Au total, la messe n’est pas dite, et sans doute ne le sera-t-elle jamais de façon définitive. La nature de notre mère cellulaire supérieure à tous continuera de constituer un champ fécond pour l’imagination et l’esprit de synthèse des biologistes du futur. L’auteur de cet éditorial désirant participer à cette émulation se doit d’afficher ses préférences, en les présentant comme telles et non comme des probabilités. Si les premières cellules étaient de type bactérien, la généralité des échanges de matériel entre elles proposée par Carl Woese semble vraisemblable. De plus, la précession des fulgurances évolutives – les lignages distincts – par une période collectiviste où, au gré des réassortiments permanents et aléatoires de molécules codantes, tous les assemblages peuvent être testés, m’apparaît dotée d’un bien plus grand potentiel évolutif que le seul processus mutationnel au sein de microorganismes dépourvus de sexualité. La multiplication des combinaisons possibles a pu accroître les chances que certaines d’entre elles soient de qualité telle qu’il fut avantageux pour l’évolution d’en préserver les caractéristiques, eubactériennes, archéales ou eucaryotiques. Plusieurs milliards d’années après, c’est l’intérêt retrouvé de la diversification génétique par échange d’ADN qui expliquera un autre grand succès évolutif, celui de la sexualité.
Parties annexes
Références
- 1. Woese CR, Fox GE. The concept or cellular evolution. J Mol Evol 1977 ; 10 : 1-6.

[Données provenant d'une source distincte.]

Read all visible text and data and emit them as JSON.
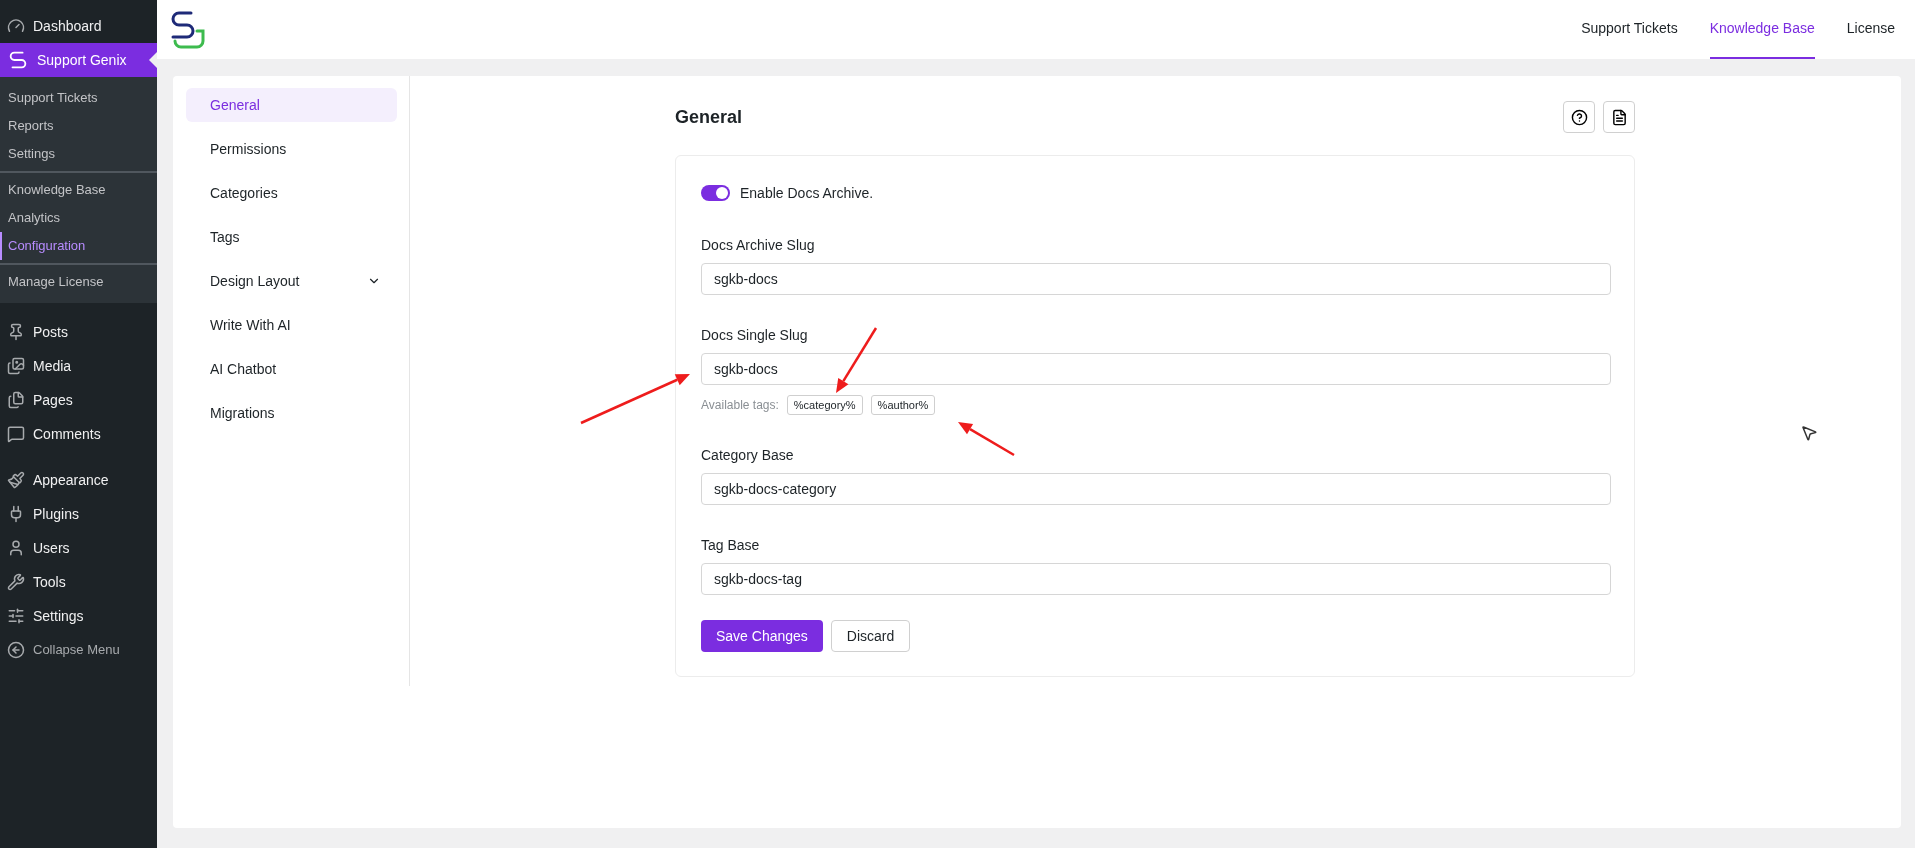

- 2. Horiike T, Hamada K. Kanaya S, Shinozawa T. Origin of eukaryotic cell nuclei by symbiosis of Archaea in Bacteria is revealed by homology-hit analysis. Nat Cell Biol 2001 ; 3 : 210-4.
- 3. Martin W, Embley TM. Early evolution comes full circle. Nature 2004 ; 431 : 134-7.
- 4. Hamilto G. Mother superior. New Scientist 2005 ; (3 septembre) : 26-9.
- 5. Forterre P. LUCA : à la recherché du plus proche ancêtre commun universel. Med Sci (Paris) 2005 ; 21 : 860-5.
- 6. Balter M. Evolution on life’s fringes. Science 2000 ; 289 : 1866-7.
- 7. Pennisi E. The birth of the nucleus. Science 2004 ; 305 : 766-8.
- 8. Whitfield J. Born in a watery commune. Nature 2004 ; 427 : 674-6.
- 9. Woese CR. On the evolution of cells. Proc Natl Acad Sci USA 2002 ; 99 : 8742-7.